Charles tries to contact Sarah but finds out she left her hotel in Exeter without providing an address of where she’s going. He signs an admission of guilt for Mr. Freeman and tries to go find Sarah. After failing, he travels Europe for nearly 2 years. Despite this being what he’s wanted for some time, he feels empty without Sarah by his side. He ends up visiting America, which is when he receives a letter from his lawyer saying he’s found Sarah.
Two endings are described in the novel. The first ending has Charles visit the address that was given to his lawyer anonymously, and it’s quite a nice house. It is the home of an artist Dante Gabriel Rossetti. Inside, he finds Sarah wearing modern clothes. She tells him she is the painter’s assistant as well as a model for his work. Their relationship is purely professional. Once Charles understands this, he begs Sarah to leave with him and for them to get married. Sarah refuses to marry him; she finally feels like she belongs and she is happy with how her life has turned out. She doesn’t need saving. Charles doesn’t buy it, he thinks she’s just hiding her pain. He then accuses her of calling him to torture him. Sarah doesn’t lose her cool attitude, she says there is a reason she called him. He has to meet someone. Charles is reluctant but eventually agrees to it, when a little girl is brought out. She is his daughter, conceived when he took Sarah’s virginity at the hotel. Although it isn’t explicitly said, it looks like the three will be together as a family from now.
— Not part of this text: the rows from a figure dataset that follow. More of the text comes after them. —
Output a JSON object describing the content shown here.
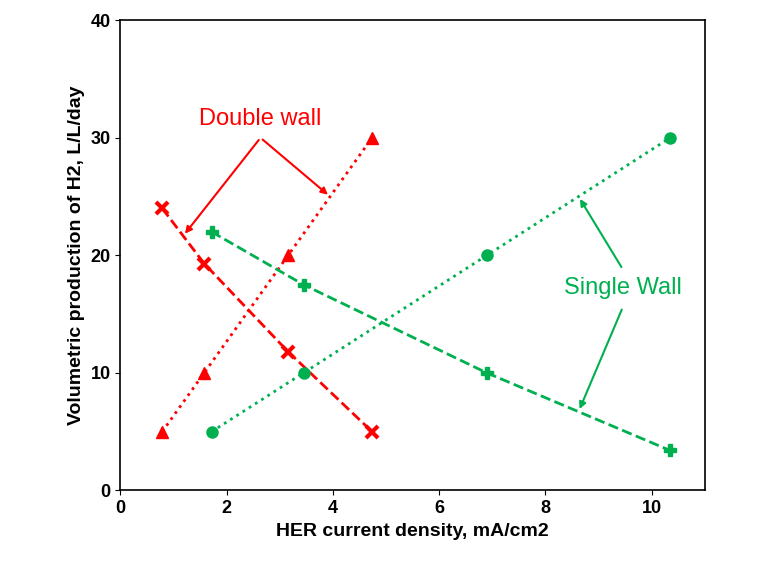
{
  "chart_data": {
    "type": "line",
    "x_label": "HER current density, mA/cm2",
    "y_label": "Volumetric production of H2, L/L/day",
    "xlim": [
      0,
      11
    ],
    "xticks": [
      0,
      2,
      4,
      6,
      8,
      10
    ],
    "ylim": [
      0,
      40
    ],
    "yticks": [
      0,
      10,
      20,
      30,
      40
    ],
    "grid": false,
    "series": [
      {
        "color": "#ff0000",
        "marker": "triangle",
        "line_style": "dotted",
        "x": [
          0.79,
          1.58,
          3.16,
          4.74
        ],
        "values": [
          5,
          10,
          20,
          30
        ]
      },
      {
        "color": "#ff0000",
        "marker": "x",
        "line_style": "dashed",
        "x": [
          0.79,
          1.58,
          3.16,
          4.74
        ],
        "values": [
          24,
          19.3,
          11.8,
          5
        ]
      },
      {
        "color": "#00b050",
        "marker": "circle",
        "line_style": "dotted",
        "x": [
          1.72,
          3.45,
          6.9,
          10.35
        ],
        "values": [
          5,
          10,
          20,
          30
        ]
      },
      {
        "color": "#00b050",
        "marker": "plus",
        "line_style": "dashed",
        "x": [
          1.72,
          3.45,
          6.9,
          10.35
        ],
        "values": [
          22,
          17.5,
          10,
          3.4
        ]
      }
    ],
    "annotations": [
      {
        "text": "Double wall",
        "color": "#ff0000"
      },
      {
        "text": "Single Wall",
        "color": "#00b050"
      }
    ]
  }
}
The other ending in the novel is brought about by the narrator being inserted into the novel as a character and this is a much sadder one. The narrator is outside the painter’s house and turns back time 15 minutes by turning the hands of his pocket watch, before leaving in a carriage. This is right when Charles was accusing Sarah of only bringing him back to hurt him. He gets up, and although Sarah tries to stop him from leaving, he storms out of the Rossetti house. Sarah and Charles do not end up being together, and Charles never meets or knows of his daughter. Charles realizes life is only meant to be endured, there is no real happiness or solution to the emptiness. There is no fix for the problems of life.